Quale pensa sia la novità più importante di questa biografia? E che punto di vista dischiude sul grande scrittore?
T.C.: Mi sono semplicemente collocata a suo fianco e visto la realtà dal suo punto di vista. Edgar Allan Poe c’est moi! Non mi risulta sia stato mai fatto. In Italia l’ha rovinato lo studio psicoanalitico di Marie Bonaparte: ne è venuto fuori un mostro necrofilo e perverso e in più impotente. Io ho puntato sul lato umano. Ho cercato di tratteggiare il suo volto come se avessi dovuto fare un ricalco. Anche qui credo che la parte scientifica dei ‘fatti’ deve essere accompagnata da una interpretazione ‘empatica’ dell’autore. Non so se ci sono riuscita, forse no, ma in qualcosa forse posso avere colto e questo mi basta. I lettori poi faranno la loro parte.
Per concludere, possiamo parlare della lettera inedita che compare nel volume?

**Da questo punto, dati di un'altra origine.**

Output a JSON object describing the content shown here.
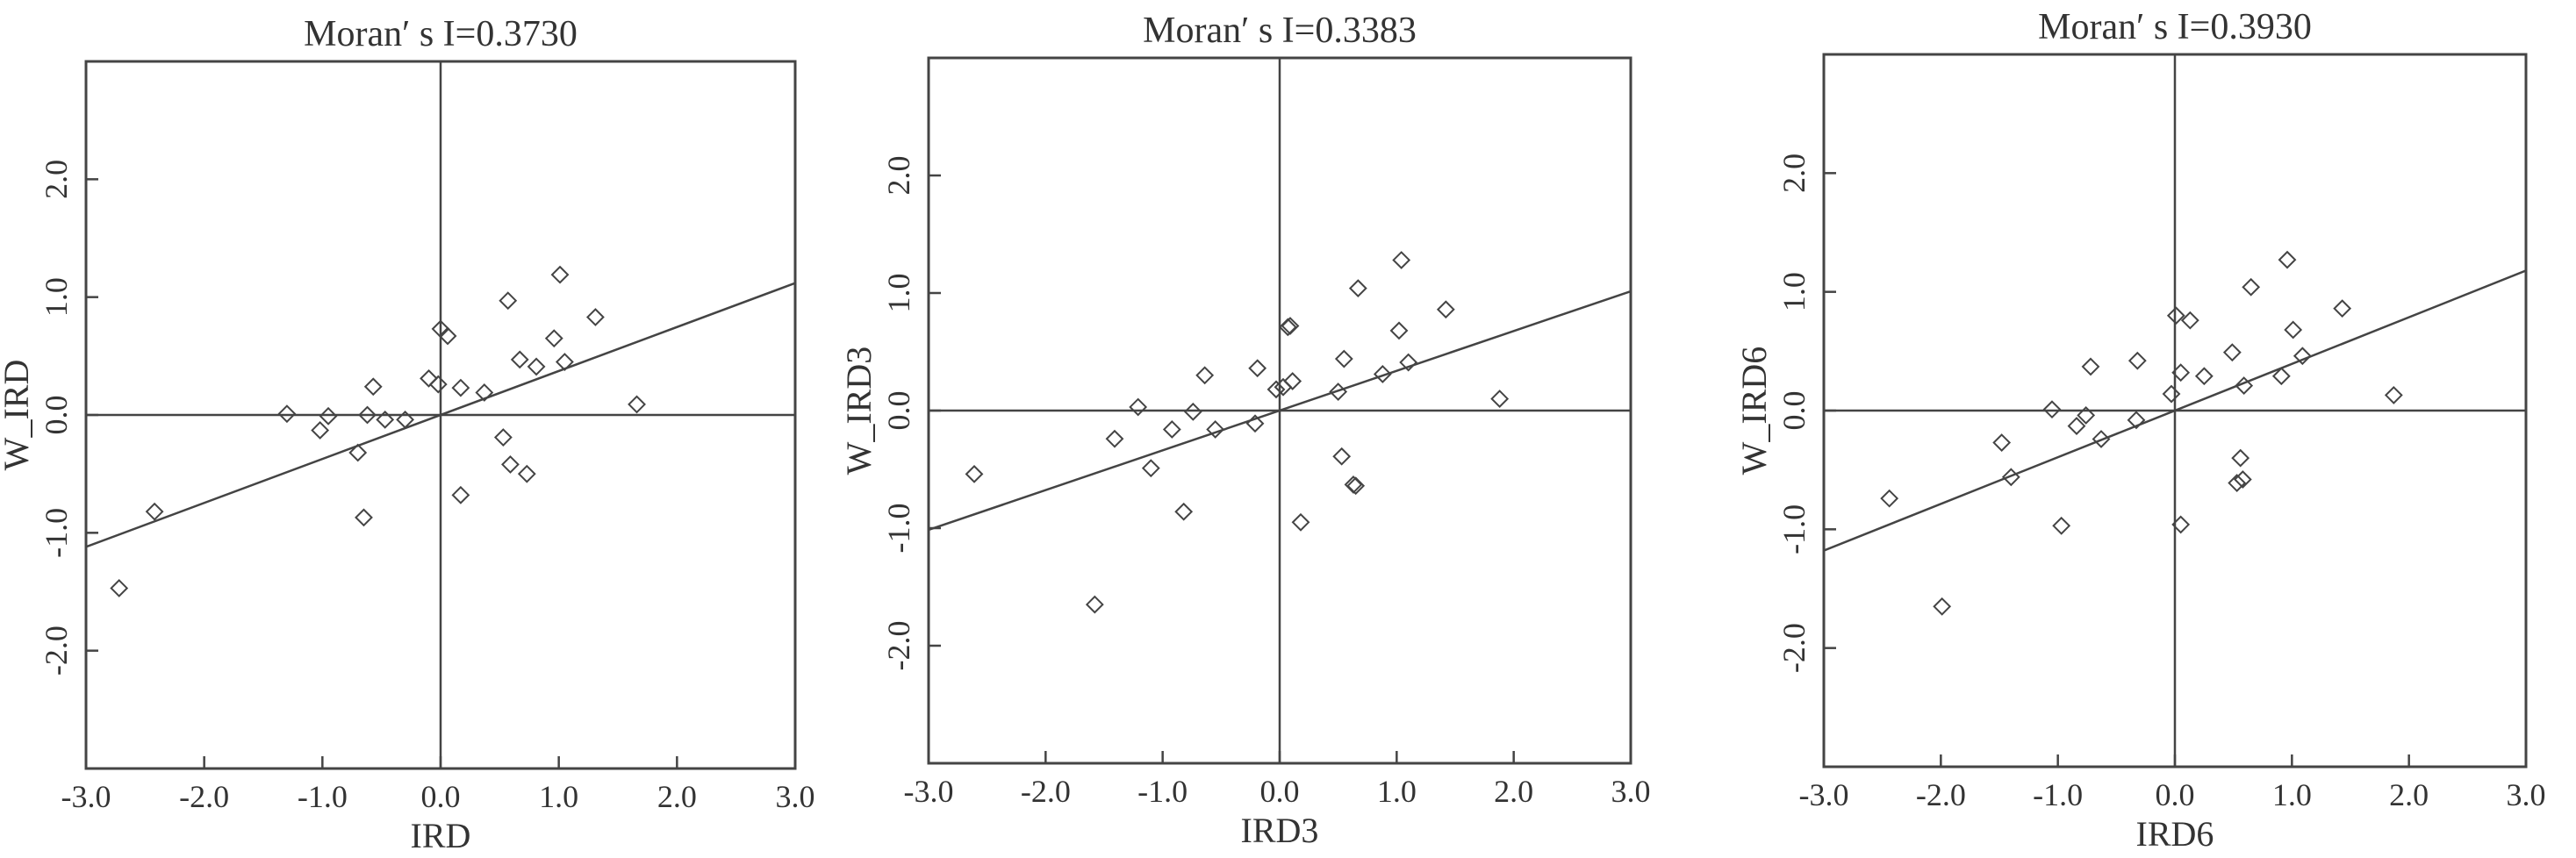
{
  "chart_data": [
    {
      "type": "scatter",
      "title": "Moran′ s I=0.3730",
      "xlabel": "IRD",
      "ylabel": "W_IRD",
      "xlim": [
        -3.0,
        3.0
      ],
      "ylim": [
        -3.0,
        3.0
      ],
      "xticks": [
        "-3.0",
        "-2.0",
        "-1.0",
        "0.0",
        "1.0",
        "2.0",
        "3.0"
      ],
      "yticks": [
        "-2.0",
        "-1.0",
        "0.0",
        "1.0",
        "2.0"
      ],
      "regression": {
        "slope": 0.373,
        "intercept": 0.0
      },
      "points": [
        [
          -2.72,
          -1.47
        ],
        [
          -2.42,
          -0.82
        ],
        [
          -1.3,
          0.01
        ],
        [
          -1.02,
          -0.13
        ],
        [
          -0.95,
          -0.01
        ],
        [
          -0.7,
          -0.32
        ],
        [
          -0.65,
          -0.87
        ],
        [
          -0.62,
          0.0
        ],
        [
          -0.57,
          0.24
        ],
        [
          -0.47,
          -0.04
        ],
        [
          -0.3,
          -0.04
        ],
        [
          -0.1,
          0.31
        ],
        [
          -0.02,
          0.26
        ],
        [
          0.0,
          0.73
        ],
        [
          0.06,
          0.67
        ],
        [
          0.17,
          -0.68
        ],
        [
          0.17,
          0.23
        ],
        [
          0.37,
          0.19
        ],
        [
          0.53,
          -0.19
        ],
        [
          0.57,
          0.97
        ],
        [
          0.59,
          -0.42
        ],
        [
          0.67,
          0.47
        ],
        [
          0.73,
          -0.5
        ],
        [
          0.81,
          0.41
        ],
        [
          0.96,
          0.65
        ],
        [
          1.01,
          1.19
        ],
        [
          1.05,
          0.45
        ],
        [
          1.31,
          0.83
        ],
        [
          1.66,
          0.09
        ]
      ]
    },
    {
      "type": "scatter",
      "title": "Moran′ s I=0.3383",
      "xlabel": "IRD3",
      "ylabel": "W_IRD3",
      "xlim": [
        -3.0,
        3.0
      ],
      "ylim": [
        -3.0,
        3.0
      ],
      "xticks": [
        "-3.0",
        "-2.0",
        "-1.0",
        "0.0",
        "1.0",
        "2.0",
        "3.0"
      ],
      "yticks": [
        "-2.0",
        "-1.0",
        "0.0",
        "1.0",
        "2.0"
      ],
      "regression": {
        "slope": 0.3383,
        "intercept": 0.0
      },
      "points": [
        [
          -2.61,
          -0.54
        ],
        [
          -1.58,
          -1.65
        ],
        [
          -1.41,
          -0.24
        ],
        [
          -1.21,
          0.03
        ],
        [
          -1.1,
          -0.49
        ],
        [
          -0.92,
          -0.16
        ],
        [
          -0.82,
          -0.86
        ],
        [
          -0.74,
          -0.01
        ],
        [
          -0.64,
          0.3
        ],
        [
          -0.55,
          -0.16
        ],
        [
          -0.21,
          -0.11
        ],
        [
          -0.19,
          0.36
        ],
        [
          -0.03,
          0.18
        ],
        [
          0.03,
          0.2
        ],
        [
          0.07,
          0.71
        ],
        [
          0.09,
          0.72
        ],
        [
          0.11,
          0.25
        ],
        [
          0.18,
          -0.95
        ],
        [
          0.5,
          0.16
        ],
        [
          0.53,
          -0.39
        ],
        [
          0.55,
          0.44
        ],
        [
          0.63,
          -0.63
        ],
        [
          0.65,
          -0.64
        ],
        [
          0.67,
          1.04
        ],
        [
          0.88,
          0.31
        ],
        [
          1.02,
          0.68
        ],
        [
          1.04,
          1.28
        ],
        [
          1.1,
          0.41
        ],
        [
          1.42,
          0.86
        ],
        [
          1.88,
          0.1
        ]
      ]
    },
    {
      "type": "scatter",
      "title": "Moran′ s I=0.3930",
      "xlabel": "IRD6",
      "ylabel": "W_IRD6",
      "xlim": [
        -3.0,
        3.0
      ],
      "ylim": [
        -3.0,
        3.0
      ],
      "xticks": [
        "-3.0",
        "-2.0",
        "-1.0",
        "0.0",
        "1.0",
        "2.0",
        "3.0"
      ],
      "yticks": [
        "-2.0",
        "-1.0",
        "0.0",
        "1.0",
        "2.0"
      ],
      "regression": {
        "slope": 0.393,
        "intercept": 0.0
      },
      "points": [
        [
          -2.44,
          -0.74
        ],
        [
          -1.99,
          -1.65
        ],
        [
          -1.48,
          -0.27
        ],
        [
          -1.4,
          -0.56
        ],
        [
          -1.05,
          0.01
        ],
        [
          -0.97,
          -0.97
        ],
        [
          -0.84,
          -0.13
        ],
        [
          -0.76,
          -0.04
        ],
        [
          -0.72,
          0.37
        ],
        [
          -0.63,
          -0.24
        ],
        [
          -0.33,
          -0.08
        ],
        [
          -0.32,
          0.42
        ],
        [
          -0.03,
          0.14
        ],
        [
          0.01,
          0.8
        ],
        [
          0.05,
          0.32
        ],
        [
          0.05,
          -0.96
        ],
        [
          0.13,
          0.76
        ],
        [
          0.25,
          0.29
        ],
        [
          0.49,
          0.49
        ],
        [
          0.53,
          -0.61
        ],
        [
          0.56,
          -0.4
        ],
        [
          0.58,
          -0.58
        ],
        [
          0.59,
          0.21
        ],
        [
          0.65,
          1.04
        ],
        [
          0.91,
          0.29
        ],
        [
          0.96,
          1.27
        ],
        [
          1.01,
          0.68
        ],
        [
          1.09,
          0.46
        ],
        [
          1.43,
          0.86
        ],
        [
          1.87,
          0.13
        ]
      ]
    }
  ]
}
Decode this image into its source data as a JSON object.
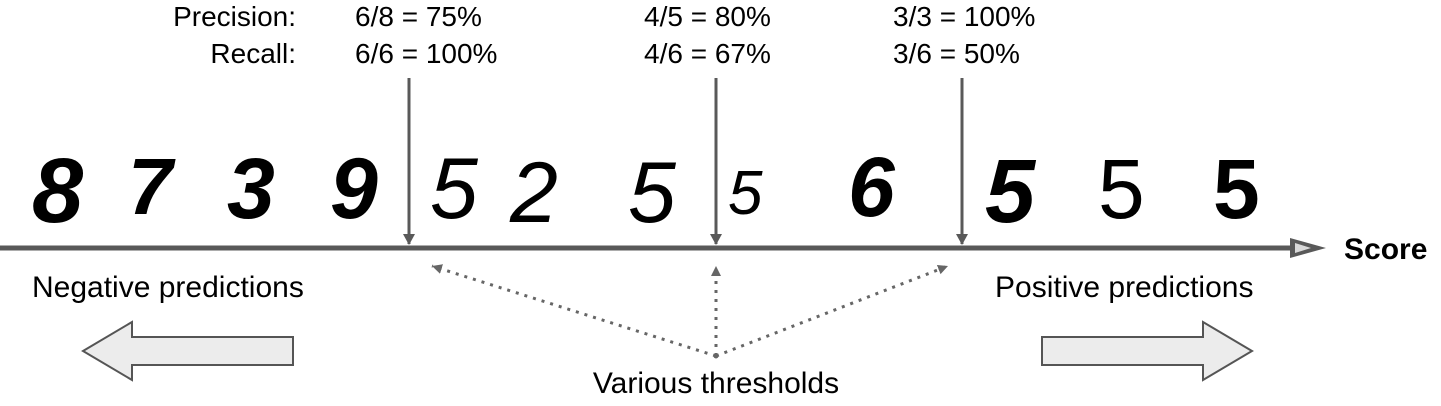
{
  "metrics": {
    "precision_label": "Precision:",
    "recall_label": "Recall:",
    "thresholds": [
      {
        "precision": "6/8 = 75%",
        "recall": "6/6 = 100%"
      },
      {
        "precision": "4/5 = 80%",
        "recall": "4/6 = 67%"
      },
      {
        "precision": "3/3 = 100%",
        "recall": "3/6 = 50%"
      }
    ]
  },
  "axis": {
    "label": "Score"
  },
  "digits": [
    "8",
    "7",
    "3",
    "9",
    "5",
    "2",
    "5",
    "5",
    "6",
    "5",
    "5",
    "5"
  ],
  "labels": {
    "negative": "Negative predictions",
    "positive": "Positive predictions",
    "various_thresholds": "Various thresholds"
  },
  "colors": {
    "axis": "#595959",
    "text": "#000000",
    "arrow_fill": "#ececec",
    "arrow_stroke": "#555555",
    "dotted": "#666666"
  }
}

T.C.: La lettera inedita è dell’agosto del 1849, a pochi mesi dalla morte dello scrittore americano. Si tratta dei due primi fogli di una lettera edita, ovvero che si conosceva già, ma per una strana ragione i primi due fogli erano andati perduti. Fu venduta da un militare americano in servizio ad Anzio dopo la liberazione ad un professore italiano. Gli eredi la vendettero nel 2015 all’attuale Finarte per la somma di e. 136 mila ad una collezionista americana. La lettera è indirizzata alla zia Maria Clemm che Edgar chiamava con l’appellativo di Muddy e che per lui era come una madre, quella madre che lui aveva perduto all’età di tre anni. E’ scritta con calligrafia incerta, sofferente, in cui Edgar confessa di avere ottenuto la mano di Elmira Royster, vedova Shelton e dunque tutti i loro problemi finanziari erano finiti. In realtà Edgar in quel momento era indigente e cercava di ‘sistemarsi’ con una donna che aveva conosciuto quando aveva 15 anni, poco prima del college. La relazione si interruppe bruscamente perché il padre di Elmira intercettò le lettere e d’accordo col padre adottivo di Boe gliele sequestrarono e indussero la ragazza a sposarsi con un avvocato bene stante di gran lunga più anziano di lei. Poe la incontrò di nuovo 25 anni dopo e le chiese di sposarlo. La donna pare acconsentisse, anche se alla morte di Edgar, disse che non c’era nulla di stabilito fra loro. Nella lettera si evidenziano i ‘calcoli disperati’ dello scrittore per cercare di risolvere la sua miseria endemica e il senso di colpa per non poter fornire alla zia madre un apporto economico adeguato. In precedenza aveva avuto degli incubi in cui immaginava che la povera donna fosse morta per indigenza.